Et force est de constater que cette tendance lui réussit à merveille. Poète ténébreux et désenchanté, sa voix profonde et de plus en plus grave au fil des ans restitue admirablement la souffrance, l'angoisse, la peur latente, la résignation, ne laissant que rarement éclore quelques bulles d'espoir. Chaque titre lui donne l'occasion de se tordre et s'enrouler autour des instruments qui, bien loin de jouer les utilités, restent néanmoins discrets et dont sortent le plus souvent des sonorités inhabituelles.
Les compositions sont intimistes, dépouillées et mélancoliques. Les titres, bien que courts, ne sont pas vraiment des chansons. Même si leur structure est proche des traditionnels couplets/refrains, les mélodies sont tellement tourmentées qu'elles en deviennent insaisissables et qu'il est bien difficile de les chanter. Il faut s'appeler Peter Hammill ! Certains titres peuvent même être qualifiés de "chansons expérimentales", Hammill laissant sa voix développer un chant peu structuré sur un fond sonore créé par des sons étirés et quelques bruitages.
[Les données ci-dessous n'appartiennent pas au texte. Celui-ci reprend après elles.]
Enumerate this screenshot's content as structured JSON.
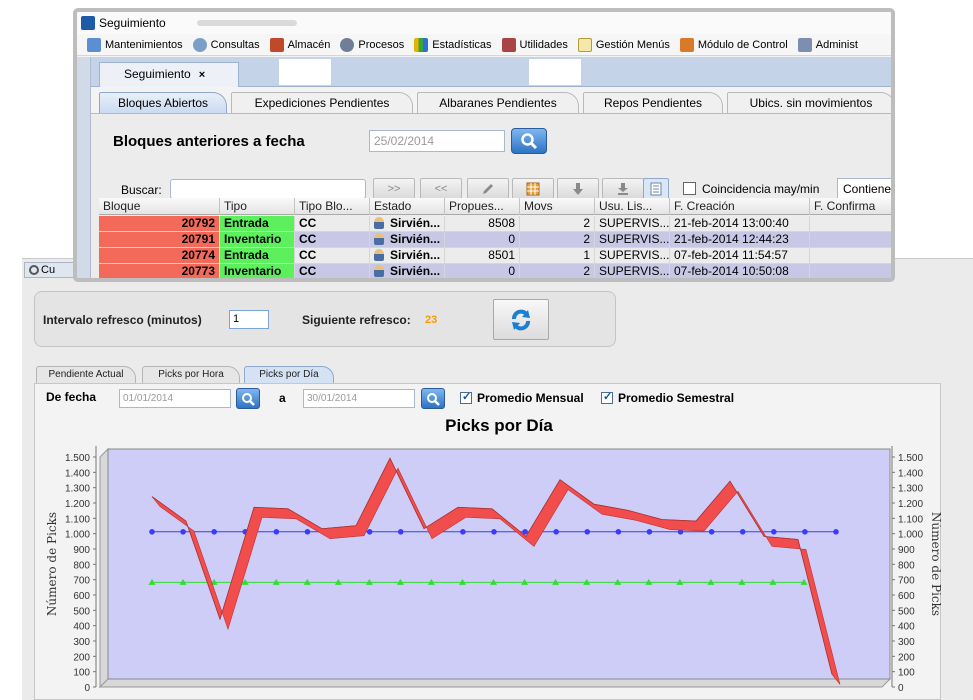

Il en ressort un ensemble cohérent où tous les morceaux présentent une qualité égale et une même intensité, écrin somptueux pour le joyau que constitue Phosphorescence. Après une introduction minimaliste et discordante, la mélodie se met en place par petites touches. La voix très grave et presque étouffée de Peter Hammill sert de contrepoint aux voix stratosphériques (sic PH) de ses deux filles, jouant les choristes pour la première fois sur un disque de leur père. Le titre dégage une lumière intérieure, une quiétude et une douceur rarement atteintes, les cordes des violons de Stuart Gordon offrant un merveilleux lit pour cet enchevêtrement de voix célestes.
Everyone You Hold nous offre toute une palette de paysages minimalistes et confidentiels qui laissent l'impression vague d'une douce nostalgie. Un album recueilli, presque religieux, qui tutoie souvent les anges.